3. Anyway, this odd sexual peccadillo leads us to several scenes of an unclothed Browning lying next to some schlumpy, shriveled old man who caresses her face and skin to remind him of what he has lost and how little time there is left until he dies. Perhaps Leigh wants this to mean something, but mostly, you spend the film thinking, "Well, you have to credit Emily Browning for being able to sit there while an elderly actor licks her cheek and cries without breaking out into laughter. That has to be difficult." Lucy is so passive when she's awake that knocking her out, honestly, doesn't seem all that different; the character is so sedentary and blank that it's clearly a dramatic choice by Leigh rather than a problem with Browning (though her eyes were similarly nobody's-home in "Sucker Punch"). Why is she so passive? Why does she suddenly burst into tears in the back of a car and then move along to the next gig like nothing was ever the matter? Who's the drug addict she visits every few scenes? Leigh doesn't provide answers to these questions because, frankly, I think she's making a theoretical construct of a movie rather than a real one. I don't think she's thought that far through. It's like an endless professorial lecture that mocks you for wondering if there's a syllabus, or even wondering whether or not this class even gives grades.

4. Leigh has a keen eye for composition, though it's possible that I only think that because so rarely do any of her frames feature anything moving. (Perhaps human motion would mess up the china.) Browning is nude for at least 70 percent of the film, though Leigh has made her so pale that she's not only fragile, she's practically translucent. Several times, I mistook her for Powder. She just sort of floats from one scene to another, never changing facial expression, whether she's picking up a john, taking place in a University science experiment, being manhandled by an octogenarian or serving dinner.
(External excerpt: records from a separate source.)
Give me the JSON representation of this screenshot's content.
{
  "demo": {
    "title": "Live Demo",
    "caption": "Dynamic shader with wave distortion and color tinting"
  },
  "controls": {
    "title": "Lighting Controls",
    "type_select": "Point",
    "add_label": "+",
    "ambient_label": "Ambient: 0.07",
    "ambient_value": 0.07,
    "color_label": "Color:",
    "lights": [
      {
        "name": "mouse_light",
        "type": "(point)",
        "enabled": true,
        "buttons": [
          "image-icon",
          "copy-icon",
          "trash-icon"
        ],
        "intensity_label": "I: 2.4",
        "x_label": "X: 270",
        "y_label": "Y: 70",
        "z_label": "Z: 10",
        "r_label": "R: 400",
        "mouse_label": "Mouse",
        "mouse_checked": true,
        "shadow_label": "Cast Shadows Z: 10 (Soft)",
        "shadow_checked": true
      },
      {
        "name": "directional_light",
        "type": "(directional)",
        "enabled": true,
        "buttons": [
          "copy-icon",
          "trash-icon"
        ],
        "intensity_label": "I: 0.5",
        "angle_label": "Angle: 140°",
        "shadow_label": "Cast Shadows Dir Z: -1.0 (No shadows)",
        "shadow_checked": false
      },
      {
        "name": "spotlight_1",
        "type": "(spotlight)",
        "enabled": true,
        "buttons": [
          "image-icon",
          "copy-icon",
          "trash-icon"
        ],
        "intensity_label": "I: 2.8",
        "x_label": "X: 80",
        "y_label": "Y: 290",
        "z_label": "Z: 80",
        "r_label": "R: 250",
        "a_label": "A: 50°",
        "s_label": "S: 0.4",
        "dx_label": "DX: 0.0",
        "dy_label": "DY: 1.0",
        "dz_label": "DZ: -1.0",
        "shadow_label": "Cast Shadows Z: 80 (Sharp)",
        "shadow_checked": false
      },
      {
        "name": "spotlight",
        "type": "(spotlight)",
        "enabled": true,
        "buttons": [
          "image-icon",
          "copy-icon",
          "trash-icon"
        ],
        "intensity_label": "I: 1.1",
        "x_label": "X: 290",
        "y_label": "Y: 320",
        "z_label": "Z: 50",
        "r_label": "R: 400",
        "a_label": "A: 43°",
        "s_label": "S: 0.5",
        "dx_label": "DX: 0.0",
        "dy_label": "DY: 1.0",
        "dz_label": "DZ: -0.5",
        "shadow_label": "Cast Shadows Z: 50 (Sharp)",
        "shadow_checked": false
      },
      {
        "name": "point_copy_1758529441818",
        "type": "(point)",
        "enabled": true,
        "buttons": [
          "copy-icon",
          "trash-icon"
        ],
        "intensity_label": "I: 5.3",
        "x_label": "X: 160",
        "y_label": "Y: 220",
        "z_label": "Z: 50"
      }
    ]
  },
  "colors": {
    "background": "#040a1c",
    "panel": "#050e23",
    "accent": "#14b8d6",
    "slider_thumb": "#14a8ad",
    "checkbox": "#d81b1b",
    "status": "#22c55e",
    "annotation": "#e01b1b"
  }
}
Again, this sameness is part of Leigh's point, but I don't know what Leigh's point is, and I'm not sure she's entirely worked it through herself.

5. And we're left back with the sex problem again. It is not Julia Leigh's responsibility to reinvent the sex drama, or to do anything other than make this weird, stilted, so-awkward-it's-almost-surreal chamber exercise. But I still can't help thinking that this is yet another movie that deals with sex in which you feel like you could eat pasta off the floor of the room where all the sex is supposedly happening. It's so sterile and clinical and emotionless that making a film about the emotionlessness of sex has become more of a cliche than just good ole Cinemax softcore porn. (At least there's a driving plot in those movies: He thinks someone ordered a pizza, no one ordered a pizza, hey there's a lady on the couch anyway, come on in.) No one in "Sleeping Beauty" has a sense of humor, or laughs, or even smiles; I'm not entirely sure anyone in the film possess teeth. (I didn't see them.) Oh, for the days of the late Ken Russell, when issues of ribaldry and sexual repression/excess were given their day in court. Sex is a byproduct anymore. Sex is too messy anymore. These are the artsy sex movies we are given. I hope these are not the sex movies we deserve.